I’m using Stata 12.0, and I’ve downloaded the polychoricpca command written by Stas Kolenikov, which I wanted to use with data that includes a mix of categorical and continuous variables. Given the number of variables (around 25), my hunch is that I will need to generate more than 3 components. Ultimately, I would like to generate a handful of meaningful components (rather than dozens of variables) and use the components as independent variables in logistic regression.

Using polychoricpca, I am able to generate a table showing the eigenvalues and the eigenvectors (loadings) for each variable for the first three (3) components only. polychoricpca appears to call these loadings “scoring coefficients” and produces these for every level of the variable, such that if a variable has three categories you’ll see three scoring coefficients (“loadings”) for that variable. Never having worked with polychoric PCA before, I’m used to only seeing one loading per variable/item. I want to examine these coefficients (“loadings”) to try to understand what the components are and how they might be labelled.

My questions:

(1) What if it looks as if I should generate 4 components? It seems as if I wouldn’t be able to examine and understand what that 4th component is because I can’t see how each of the items load on that 4th component, only the first 3. Is there a way to see how each item loads on more than the first three components?

(2) Can I simply use the polychoric correlation matrix combined with Stata’s pcamat command to examine how each item loads on each component (the eigenvector table).

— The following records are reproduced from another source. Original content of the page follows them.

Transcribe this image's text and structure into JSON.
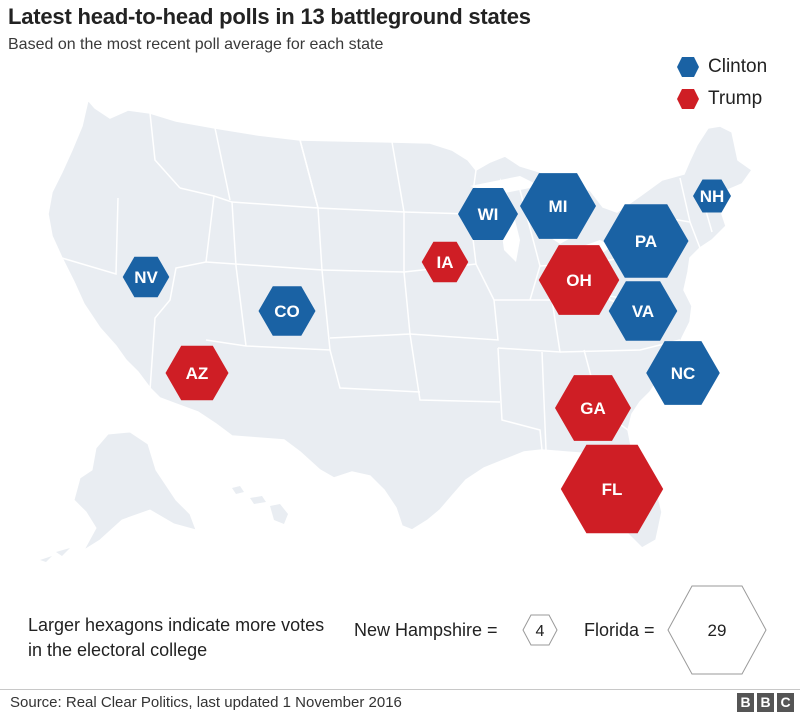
{
  "header": {
    "title": "Latest head-to-head polls in 13 battleground states",
    "subtitle": "Based on the most recent poll average for each state"
  },
  "legend": [
    {
      "label": "Clinton",
      "color": "#1a62a4"
    },
    {
      "label": "Trump",
      "color": "#cf1e25"
    }
  ],
  "states": [
    {
      "abbr": "NV",
      "leader": "Clinton",
      "electoral_votes": 6
    },
    {
      "abbr": "CO",
      "leader": "Clinton",
      "electoral_votes": 9
    },
    {
      "abbr": "AZ",
      "leader": "Trump",
      "electoral_votes": 11
    },
    {
      "abbr": "IA",
      "leader": "Trump",
      "electoral_votes": 6
    },
    {
      "abbr": "WI",
      "leader": "Clinton",
      "electoral_votes": 10
    },
    {
      "abbr": "MI",
      "leader": "Clinton",
      "electoral_votes": 16
    },
    {
      "abbr": "OH",
      "leader": "Trump",
      "electoral_votes": 18
    },
    {
      "abbr": "PA",
      "leader": "Clinton",
      "electoral_votes": 20
    },
    {
      "abbr": "VA",
      "leader": "Clinton",
      "electoral_votes": 13
    },
    {
      "abbr": "NC",
      "leader": "Clinton",
      "electoral_votes": 15
    },
    {
      "abbr": "GA",
      "leader": "Trump",
      "electoral_votes": 16
    },
    {
      "abbr": "FL",
      "leader": "Trump",
      "electoral_votes": 29
    },
    {
      "abbr": "NH",
      "leader": "Clinton",
      "electoral_votes": 4
    }
  ],
  "scale": {
    "note": "Larger hexagons indicate more votes in the electoral college",
    "small_label": "New Hampshire =",
    "small_value": "4",
    "large_label": "Florida =",
    "large_value": "29"
  },
  "footer": {
    "source": "Source: Real Clear Politics, last updated 1 November 2016",
    "logo": [
      "B",
      "B",
      "C"
    ]
  },
  "colors": {
    "map_fill": "#e9edf2",
    "map_border": "#ffffff"
  }
}
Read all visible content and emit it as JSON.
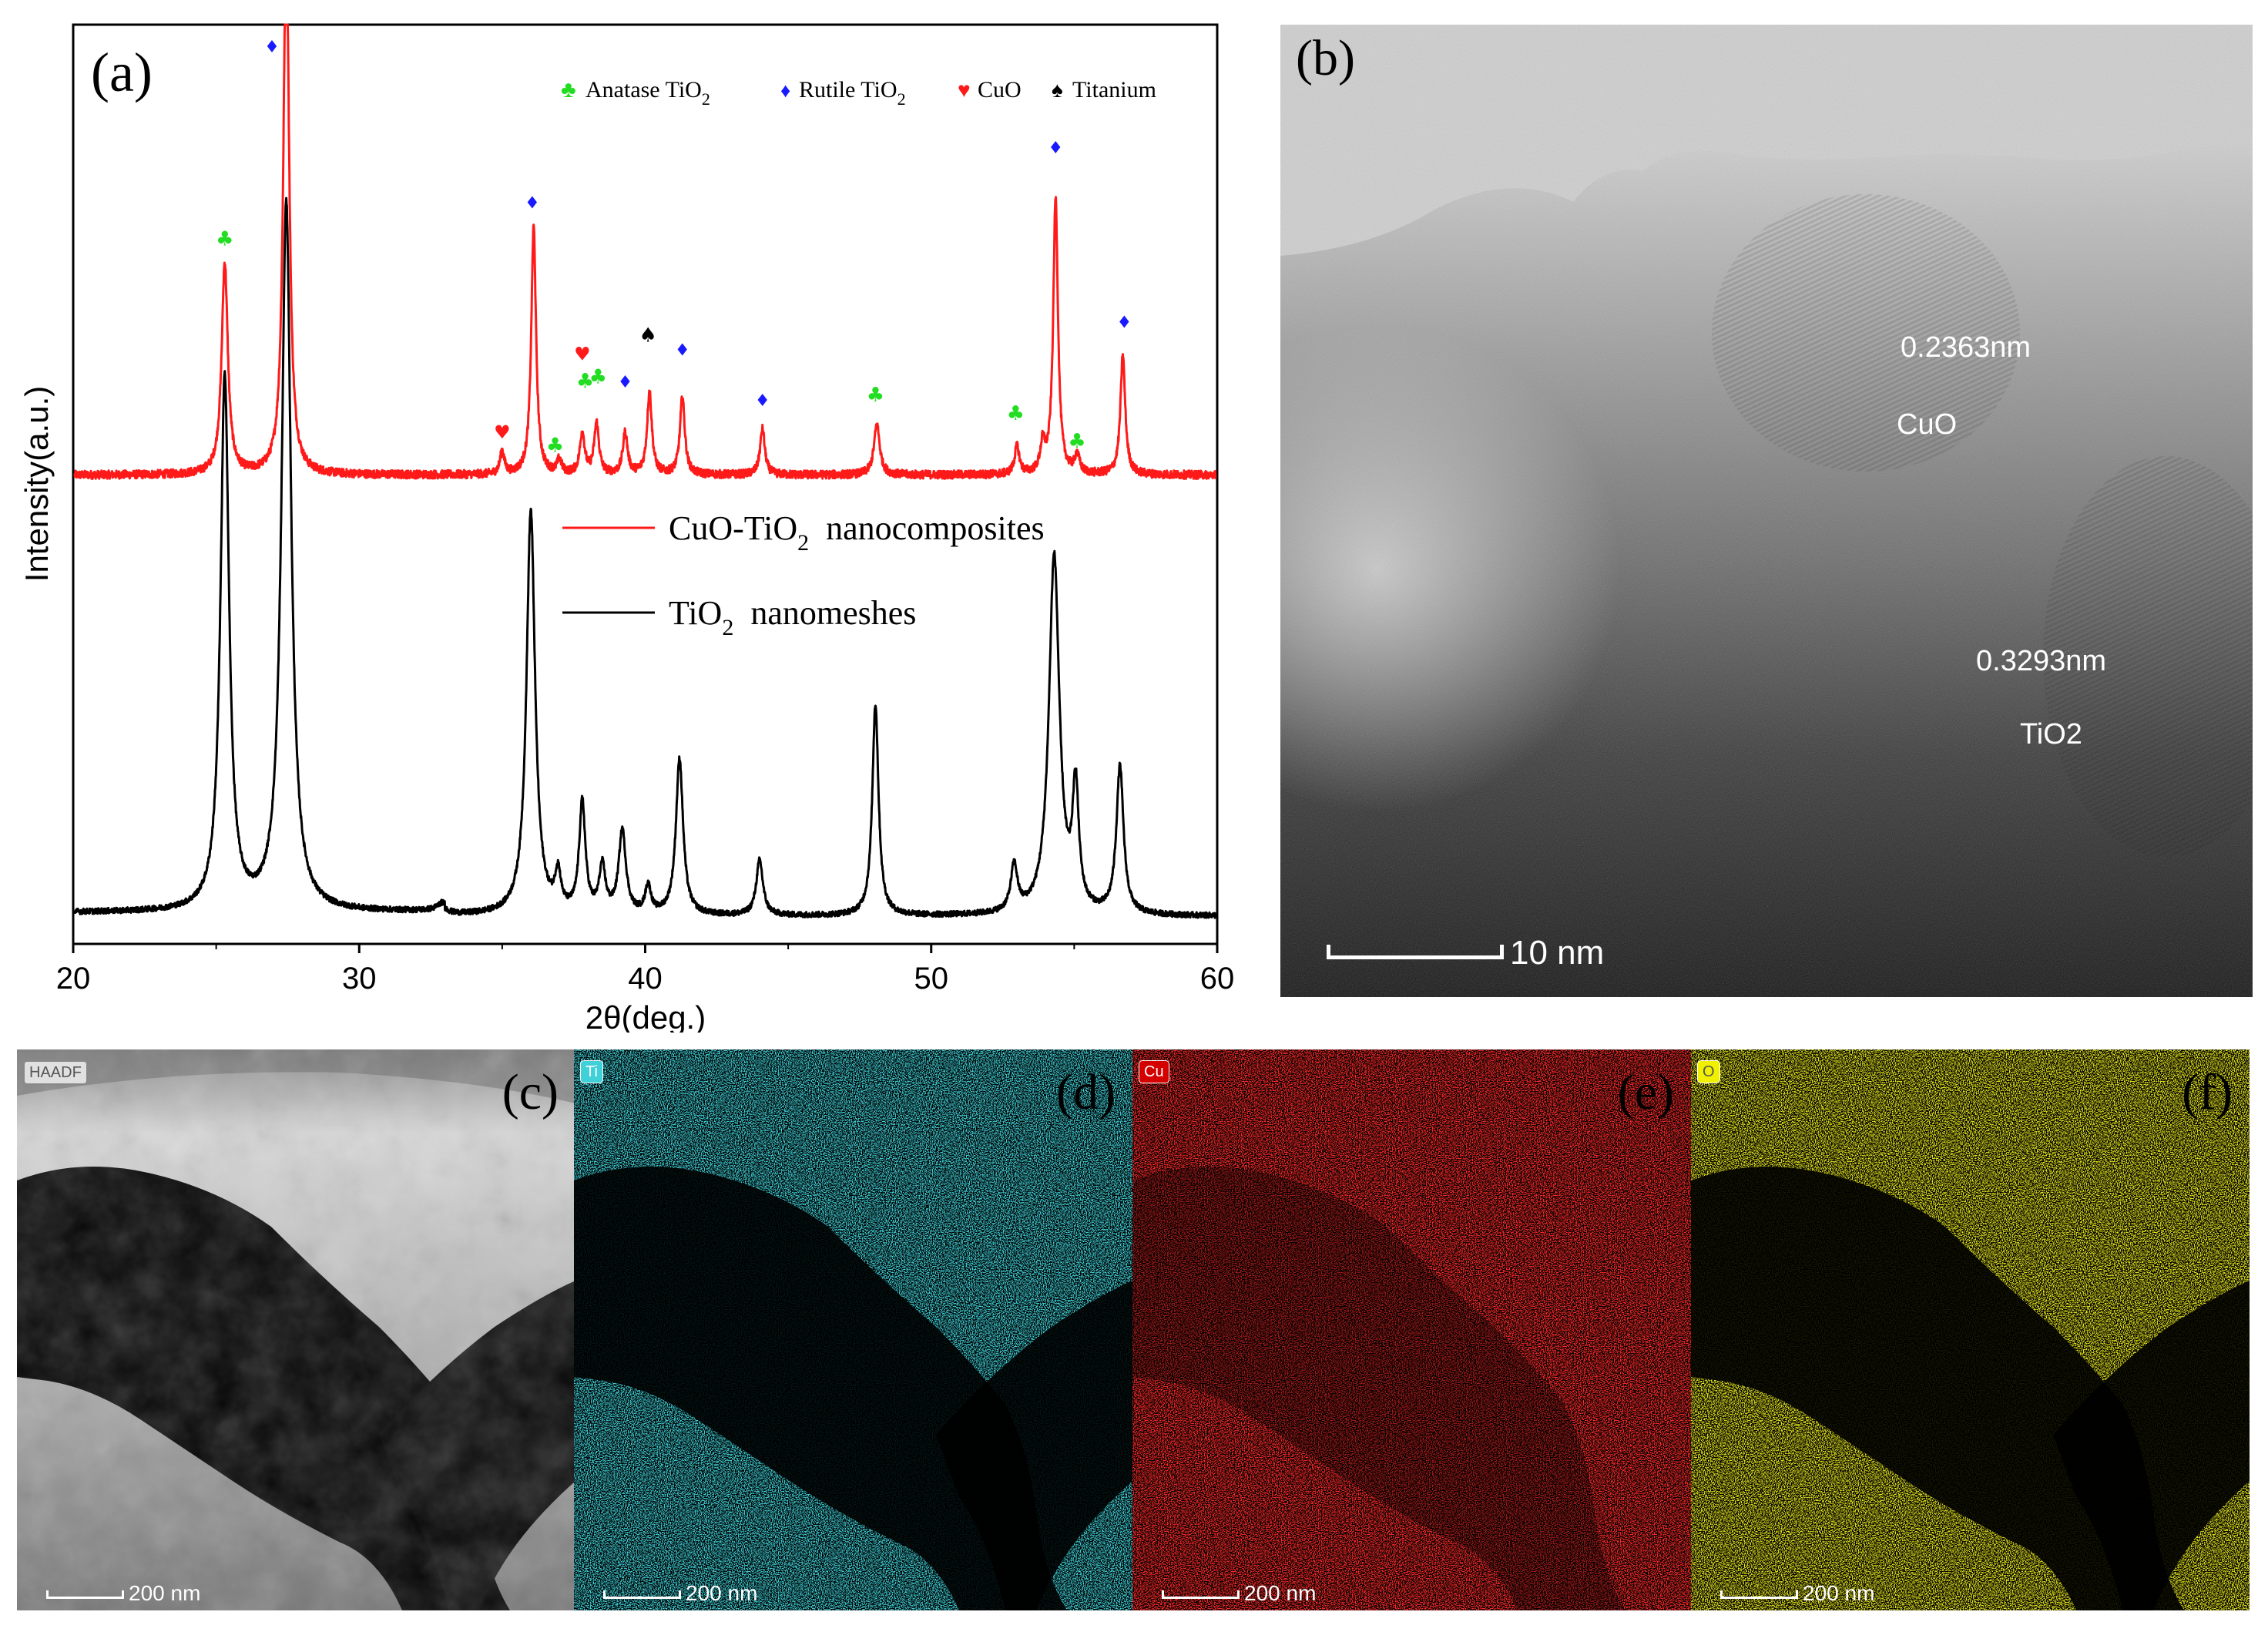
{
  "colors": {
    "red": "#ff1a1a",
    "black": "#000000",
    "anatase": "#22dd22",
    "rutile": "#1a1aff",
    "cuo": "#ff1a1a",
    "titanium": "#000000",
    "ti_map": "#3fd0d8",
    "cu_map": "#ff2a2a",
    "o_map": "#e6e61e"
  },
  "chart_data": {
    "type": "line",
    "panel_label": "(a)",
    "xlabel": "2θ(deg.)",
    "ylabel": "Intensity(a.u.)",
    "xlim": [
      20,
      60
    ],
    "xticks": [
      "20",
      "30",
      "40",
      "50",
      "60"
    ],
    "ylim": [
      0,
      100
    ],
    "legend": {
      "position": "middle-right",
      "entries": [
        {
          "name": "CuO-TiO2 nanocomposites",
          "base": "CuO-TiO",
          "sub": "2",
          "tail": "  nanocomposites",
          "color": "red"
        },
        {
          "name": "TiO2 nanomeshes",
          "base": "TiO",
          "sub": "2",
          "tail": "  nanomeshes",
          "color": "black"
        }
      ]
    },
    "marker_legend": [
      {
        "symbol": "♣",
        "kind": "anatase",
        "base": "Anatase TiO",
        "sub": "2"
      },
      {
        "symbol": "♦",
        "kind": "rutile",
        "base": "Rutile TiO",
        "sub": "2"
      },
      {
        "symbol": "♥",
        "kind": "cuo",
        "base": "CuO",
        "sub": ""
      },
      {
        "symbol": "♠",
        "kind": "titanium",
        "base": "Titanium",
        "sub": ""
      }
    ],
    "series": [
      {
        "name": "CuO-TiO2 nanocomposites",
        "color": "red",
        "baseline": 51,
        "peaks": [
          {
            "x": 25.3,
            "h": 23,
            "w": 0.13
          },
          {
            "x": 27.45,
            "h": 60,
            "w": 0.12
          },
          {
            "x": 35.0,
            "h": 2.5,
            "w": 0.09
          },
          {
            "x": 36.1,
            "h": 27,
            "w": 0.1
          },
          {
            "x": 37.0,
            "h": 1.5,
            "w": 0.09
          },
          {
            "x": 37.8,
            "h": 4.5,
            "w": 0.1
          },
          {
            "x": 38.3,
            "h": 5.5,
            "w": 0.1
          },
          {
            "x": 39.3,
            "h": 4.5,
            "w": 0.1
          },
          {
            "x": 40.15,
            "h": 9,
            "w": 0.1
          },
          {
            "x": 41.3,
            "h": 8.5,
            "w": 0.1
          },
          {
            "x": 44.1,
            "h": 5,
            "w": 0.1
          },
          {
            "x": 48.1,
            "h": 5.5,
            "w": 0.12
          },
          {
            "x": 53.0,
            "h": 3,
            "w": 0.1
          },
          {
            "x": 53.9,
            "h": 3,
            "w": 0.1
          },
          {
            "x": 54.35,
            "h": 30,
            "w": 0.1
          },
          {
            "x": 55.1,
            "h": 2,
            "w": 0.1
          },
          {
            "x": 56.7,
            "h": 13,
            "w": 0.1
          }
        ]
      },
      {
        "name": "TiO2 nanomeshes",
        "color": "black",
        "baseline": 3,
        "peaks": [
          {
            "x": 25.3,
            "h": 58,
            "w": 0.18
          },
          {
            "x": 27.45,
            "h": 77,
            "w": 0.2
          },
          {
            "x": 32.9,
            "h": 0.8,
            "w": 0.2
          },
          {
            "x": 36.0,
            "h": 44,
            "w": 0.18
          },
          {
            "x": 36.95,
            "h": 4,
            "w": 0.12
          },
          {
            "x": 37.8,
            "h": 12,
            "w": 0.13
          },
          {
            "x": 38.5,
            "h": 5,
            "w": 0.13
          },
          {
            "x": 39.2,
            "h": 9,
            "w": 0.15
          },
          {
            "x": 40.1,
            "h": 3,
            "w": 0.12
          },
          {
            "x": 41.2,
            "h": 17,
            "w": 0.15
          },
          {
            "x": 44.0,
            "h": 6,
            "w": 0.14
          },
          {
            "x": 48.05,
            "h": 23,
            "w": 0.13
          },
          {
            "x": 52.9,
            "h": 5,
            "w": 0.14
          },
          {
            "x": 54.3,
            "h": 39,
            "w": 0.22
          },
          {
            "x": 55.05,
            "h": 13,
            "w": 0.13
          },
          {
            "x": 56.6,
            "h": 16,
            "w": 0.15
          }
        ]
      }
    ],
    "markers": [
      {
        "x": 25.3,
        "y": 76,
        "kind": "anatase"
      },
      {
        "x": 26.95,
        "y": 97,
        "kind": "rutile"
      },
      {
        "x": 35.0,
        "y": 55,
        "kind": "cuo"
      },
      {
        "x": 36.05,
        "y": 80,
        "kind": "rutile"
      },
      {
        "x": 36.85,
        "y": 53.5,
        "kind": "anatase"
      },
      {
        "x": 37.8,
        "y": 63.5,
        "kind": "cuo"
      },
      {
        "x": 37.9,
        "y": 60.5,
        "kind": "anatase"
      },
      {
        "x": 38.35,
        "y": 61,
        "kind": "anatase"
      },
      {
        "x": 39.3,
        "y": 60.5,
        "kind": "rutile"
      },
      {
        "x": 40.1,
        "y": 65.5,
        "kind": "titanium"
      },
      {
        "x": 41.3,
        "y": 64,
        "kind": "rutile"
      },
      {
        "x": 44.1,
        "y": 58.5,
        "kind": "rutile"
      },
      {
        "x": 48.05,
        "y": 59,
        "kind": "anatase"
      },
      {
        "x": 52.95,
        "y": 57,
        "kind": "anatase"
      },
      {
        "x": 54.35,
        "y": 86,
        "kind": "rutile"
      },
      {
        "x": 55.1,
        "y": 54,
        "kind": "anatase"
      },
      {
        "x": 56.75,
        "y": 67,
        "kind": "rutile"
      }
    ]
  },
  "panel_b": {
    "label": "(b)",
    "annotations": [
      "0.2363nm",
      "CuO",
      "0.3293nm",
      "TiO2"
    ],
    "scale_bar": "10 nm"
  },
  "map_panels": [
    {
      "id": "c",
      "label": "(c)",
      "badge": "HAADF",
      "scale_bar": "200 nm",
      "kind": "haadf"
    },
    {
      "id": "d",
      "label": "(d)",
      "badge": "Ti",
      "scale_bar": "200 nm",
      "kind": "ti"
    },
    {
      "id": "e",
      "label": "(e)",
      "badge": "Cu",
      "scale_bar": "200 nm",
      "kind": "cu"
    },
    {
      "id": "f",
      "label": "(f)",
      "badge": "O",
      "scale_bar": "200 nm",
      "kind": "o"
    }
  ]
}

I thought this might be a way of being able to examine loadings if I have more than 3 components. The idea came from this UCLA stats help post on using factormat with a polychoric correlation matrix. pcamat in Stata, however, produces only 1 loading (coefficient) per variable, not 1 loading for every level of the variable. Any thoughts on whether it would be appropriate just to report the single loading from pcamat?

Best Answer

Although you can store all scores in variables, you cannot display the weights for all of them. But as they are important for a meaningful interpretation of the components, you could use the generated variables containing the score to get back on the weights.